The ability to interrogate and track different populations of immune cells and their interaction with tumor cells in cancer patients during immunotherapy is crucial for developing therapeutic strategies with durable outcomes. T cells are the immune cells most often involved in cancer-killing and long-term protection and are a major target for immunotherapy. A novel method could provide insight into the clonal evolution of tumor-specific T cells from patients during an anti-tumor response, which could help in understanding tumor-targeting and off-target mechanisms and identify new targets of tumor-killing T cells.

I am very honored to be selected as a Fujifilm Fellow alongside my talented peers. I am very grateful for the platform created by the FUJIFILM Corporation and excited to join the fellows’ community!

I grew up in a small town in southern Arizona, Rio Rico. I moved to Tucson for college, where I attended the University of Arizona (UArizona) and received my BS in microbiology. At UArizona, my research focused on identifying small molecule modulators of a protein implicated in neurodegenerative diseases under the supervision of May Khanna. For my graduate work, I wanted to join a lab where I could continue developing my biochemistry skills and work on a project with therapeutic implications in a world-class environment with supportive colleagues and mentors.

GPCRs are at the center of key physiological activities, and elucidating new methods for targeting GPCR function can provide insight into novel therapeutics. I am focusing on developing a roadmap to modulate the activity of these receptors in specific cellular contexts only, thus decreasing unwanted effects. Establishing this pipeline will establish a highly modular toolkit that can be scaled beyond GPCRs to other therapeutically relevant receptors involved in multiple physiological roles.

It is a very humbling and exciting experience! I am very honored to have been chosen as a Fujifilm Fellow and am very excited to continue learning about the work FUJIFILM Corporation has accomplished in the biotechnology and pharmaceutical industry.

I grew up in Los Gatos, California. I did my undergraduate degree at the University of California, Berkeley (go bears!), studying genetics and plant biology with a minor in food systems. While at Berkeley, I did CRISPR protein engineering research in the labs of Jennifer Doudna and Dave Savage. The graduate student I worked with, Ben Oakes, started a company called Scribe Therapeutics, where I worked for two years post-graduation. I came to Harvard to further my scientific training and to experience the Disneyland-like biotech environment of Boston. 
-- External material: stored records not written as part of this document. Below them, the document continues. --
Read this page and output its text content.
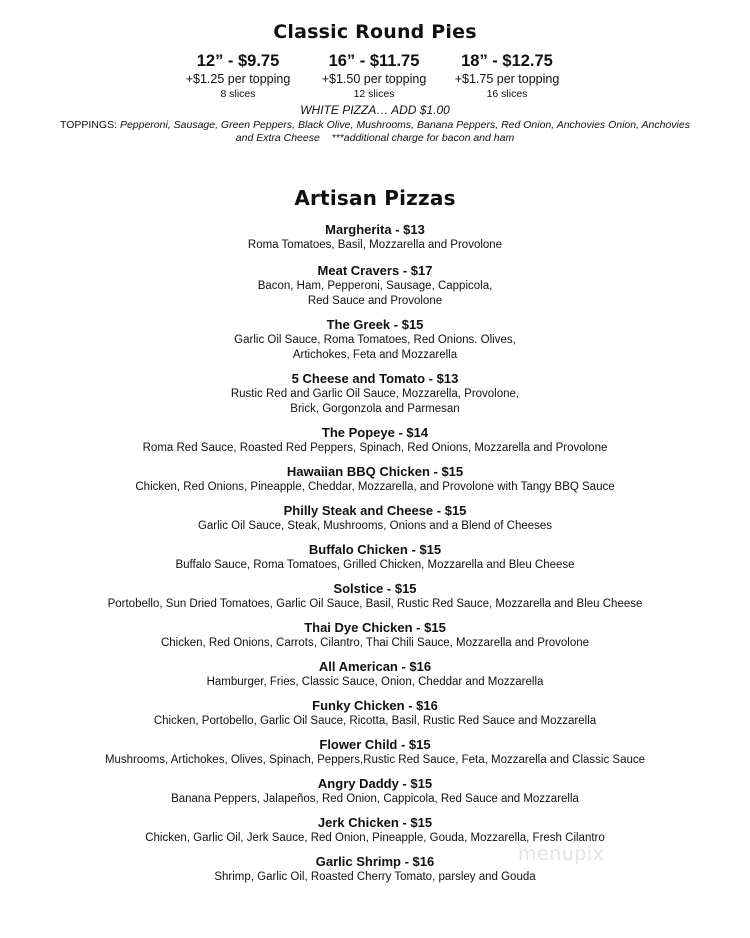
Classic Round Pies
12” - $9.75
+$1.25 per topping
8 slices
16” - $11.75
+$1.50 per topping
12 slices
18” - $12.75
+$1.75 per topping
16 slices
WHITE PIZZA… ADD $1.00
TOPPINGS: Pepperoni, Sausage, Green Peppers, Black Olive, Mushrooms, Banana Peppers, Red Onion, Anchovies Onion, Anchovies and Extra Cheese ***additional charge for bacon and ham
Artisan Pizzas
Margherita - $13
Roma Tomatoes, Basil, Mozzarella and Provolone
Meat Cravers - $17
Bacon, Ham, Pepperoni, Sausage, Cappicola,
Red Sauce and Provolone
The Greek - $15
Garlic Oil Sauce, Roma Tomatoes, Red Onions. Olives,
Artichokes, Feta and Mozzarella
5 Cheese and Tomato - $13
Rustic Red and Garlic Oil Sauce, Mozzarella, Provolone,
Brick, Gorgonzola and Parmesan
The Popeye - $14
Roma Red Sauce, Roasted Red Peppers, Spinach, Red Onions, Mozzarella and Provolone
Hawaiian BBQ Chicken - $15
Chicken, Red Onions, Pineapple, Cheddar, Mozzarella, and Provolone with Tangy BBQ Sauce
Philly Steak and Cheese - $15
Garlic Oil Sauce, Steak, Mushrooms, Onions and a Blend of Cheeses
Buffalo Chicken - $15
Buffalo Sauce, Roma Tomatoes, Grilled Chicken, Mozzarella and Bleu Cheese
Solstice - $15
Portobello, Sun Dried Tomatoes, Garlic Oil Sauce, Basil, Rustic Red Sauce, Mozzarella and Bleu Cheese
Thai Dye Chicken - $15
Chicken, Red Onions, Carrots, Cilantro, Thai Chili Sauce, Mozzarella and Provolone
All American - $16
Hamburger, Fries, Classic Sauce, Onion, Cheddar and Mozzarella
Funky Chicken - $16
Chicken, Portobello, Garlic Oil Sauce, Ricotta, Basil, Rustic Red Sauce and Mozzarella
Flower Child - $15
Mushrooms, Artichokes, Olives, Spinach, Peppers,Rustic Red Sauce, Feta, Mozzarella and Classic Sauce
Angry Daddy - $15
Banana Peppers, Jalapeños, Red Onion, Cappicola, Red Sauce and Mozzarella
Jerk Chicken - $15
Chicken, Garlic Oil, Jerk Sauce, Red Onion, Pineapple, Gouda, Mozzarella, Fresh Cilantro
Garlic Shrimp - $16
Shrimp, Garlic Oil, Roasted Cherry Tomato, parsley and Gouda
menupix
Proteins are at the heart of so many recent therapeutic breakthroughs—from gene editing to cell therapies. These innovative tools have seen marked improvement through protein engineering. My research develops generalizable machine learning models to accelerate protein design for any application. While I will focus on a few specific applications during my PhD, my goal is to create tools that any protein engineer can use!

I feel very honored and grateful for FUJIFILM’s support! I am excited to continue my research amongst a fantastic group of fellows.